DPU-PYNQ on ZCU102

Hello,
I’m trying to get the DPU-PYNQ running on my ZCU102 board. I successfully built a PYNQ image with my own board repo and ran the upgrade makefile of the DPU-PYNQ repo. For the board repo i used the base board support package and the prebuilt image for aarch64 v2.6. In the spec file i added the packages for pynq, xrt and ethernet.

Then i built the DPU-TRD and copied the necessary files onto the board. Now the Jupyter Notebook stops on the command execute_async and Jupyter crashes (I can’t access it afterwards.). The models are compiled with the arch.json from the DPU-TRD implementation. I also tried to use the DPU-PYNQ board makefiles for generating the bitstream, but that didn’t solve it.

Is anyone running DPU-PYNQ on the ZCU102 and can help me with the setup?

Markus

Which bitstream are you loading on to the board? The one from the TRD on one you are creating yourself? When the Jupyter notebook stops does the entire board lock up (serial and all) or just the currently running notebook?

@rock any thoughts on what might be going on?

Peter

I’ve tried it with the bitstream from the TRD and DPU-PYNQ make flow.
The board crashes completely. I can’t access it through the browser or serial.

Looks like an AXI hang. One thing that we have noticed is that you have to make your model compatible with your bitstream. That arch.json has to be taken from the project where you build you bitstream. If the xmodel does not match your bitstream, it will error like that. Check DPU-PYNQ/host at master · Xilinx/DPU-PYNQ · GitHub for more information.

My best suggestion is that, use the DPU-PYNQ board make file to generate the hardware design. Once the design is done, find the arch.json file and use that file to rebuild your model file.

I tried your suggestion but nothing has changed.

I built the bitstream with the DPU-PYNQ board make file and copied the generated files to the notebook.
With the arch.json ({“fingerprint”:“0x1000020F6014407”}) i manually compiled this two models:
cf_resnet50_imagenet_224_224_7.7G_1.3
tf_inceptionv1_imagenet_224_224_3G_1.3
Then also copied the .xmodel files to the notebook.
When i run the example notebooks the same behavior as before is seen.

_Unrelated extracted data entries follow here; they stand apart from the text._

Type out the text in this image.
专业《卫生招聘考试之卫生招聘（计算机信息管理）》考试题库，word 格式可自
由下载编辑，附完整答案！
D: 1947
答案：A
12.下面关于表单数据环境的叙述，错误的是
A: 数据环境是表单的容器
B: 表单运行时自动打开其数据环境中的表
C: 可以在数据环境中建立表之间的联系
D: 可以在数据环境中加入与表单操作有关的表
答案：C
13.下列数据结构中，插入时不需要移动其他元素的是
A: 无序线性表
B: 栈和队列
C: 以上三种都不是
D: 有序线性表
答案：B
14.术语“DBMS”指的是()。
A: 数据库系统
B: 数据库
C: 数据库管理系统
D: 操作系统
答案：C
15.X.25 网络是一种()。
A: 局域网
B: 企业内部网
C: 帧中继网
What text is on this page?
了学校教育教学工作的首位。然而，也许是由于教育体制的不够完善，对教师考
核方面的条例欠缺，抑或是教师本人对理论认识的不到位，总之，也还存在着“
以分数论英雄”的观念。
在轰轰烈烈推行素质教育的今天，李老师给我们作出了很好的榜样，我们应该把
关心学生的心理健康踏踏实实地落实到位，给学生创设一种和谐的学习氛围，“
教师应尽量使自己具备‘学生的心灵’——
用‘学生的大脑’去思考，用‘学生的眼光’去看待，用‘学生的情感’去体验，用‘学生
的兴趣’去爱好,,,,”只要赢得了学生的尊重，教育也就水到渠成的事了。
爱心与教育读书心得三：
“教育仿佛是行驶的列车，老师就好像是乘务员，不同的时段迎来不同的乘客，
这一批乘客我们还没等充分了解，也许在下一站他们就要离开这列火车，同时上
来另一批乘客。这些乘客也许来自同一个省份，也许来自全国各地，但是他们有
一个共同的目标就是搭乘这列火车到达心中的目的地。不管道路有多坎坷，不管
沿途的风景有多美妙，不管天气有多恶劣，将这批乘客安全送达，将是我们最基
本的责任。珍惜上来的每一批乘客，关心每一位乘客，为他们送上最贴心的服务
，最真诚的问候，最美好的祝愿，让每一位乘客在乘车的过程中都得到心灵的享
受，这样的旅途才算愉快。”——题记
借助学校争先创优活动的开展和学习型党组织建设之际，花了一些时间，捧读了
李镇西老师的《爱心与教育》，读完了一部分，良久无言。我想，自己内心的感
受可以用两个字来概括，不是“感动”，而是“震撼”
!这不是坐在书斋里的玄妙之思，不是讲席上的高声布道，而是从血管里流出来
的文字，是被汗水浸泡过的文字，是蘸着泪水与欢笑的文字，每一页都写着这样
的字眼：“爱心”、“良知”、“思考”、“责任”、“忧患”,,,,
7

Did you pip install the DPU-PYNQ? I wonder if the model name you provided to your notebook matches the one you generated. Also, when you load bitstream, make sure you use our overlay class because AXI data width may need to be adjusted based on your overlay.

Yes i did pip install DPU-PYNQ. I use your overlay class.
The Notebooks from DPU-PYNQ were uploaded manually, together with the bitstream, xclbin, hwh and xmodel.

The notebook stops at the line dpu.execute_async(…).

How did you build your xmodel then? It is probably the model issue. Where did you find the arch.json and how did you use that to compile your model?

I copied the arch.json from DPU-PYNQ/Boards/ZCU102/binary_container_1/link/vivado/vpl/prj/prj.gen/sources_1/bd/dpu/ip/dpu_DPUCZDX8G_1_0/.
Then i started the docker container and manually typed in vai_c_tensorflow … and vai_c_caffe … using the copied arch.json.
I didn’t use the compile.sh from DPU-PYNQ/host.

That looks fine. What about your vitis platform? Have you verified that?

I added some lines to the make files. I only type make BOARD=ZCU102 in DPU-PYNQ/boards.
Is that a problem?

You will have to provide your own Vitis platform. That makefile only takes care of Ultra96, ZCU104, and ZCU111. For ZCU102, I don’t have a Vitis platform so maybe you need to build one by yourself, or download it somewhere.

I’ll try it with my own Vitis platform.
FYI:
For the make file flow to work with the DPU-PYNQ repo i modified some files.
In DPU-PYNQ/boards/Makefile i added:
SUPPORTED = Ultra96 ZCU104 ZCU111 ZCU102

ifeq ($(BOARD),ZCU102)
VITIS_PLATFORM := $(shell pwd)/$(BOARD)/dpu/dpu.xpfm
endif

In the PYNQ-derivative-overlays/dpu/Makefile i added:
ifeq ($(BOARD),ZCU102)
device=xczu9eg-ffvb1156-2-e
endif

In PYNQ-derivative-overlays/vitis_platform:
I added the folder ZCU102 and copied src folder from ZCU104 into it.

Then the make flow ran without issues.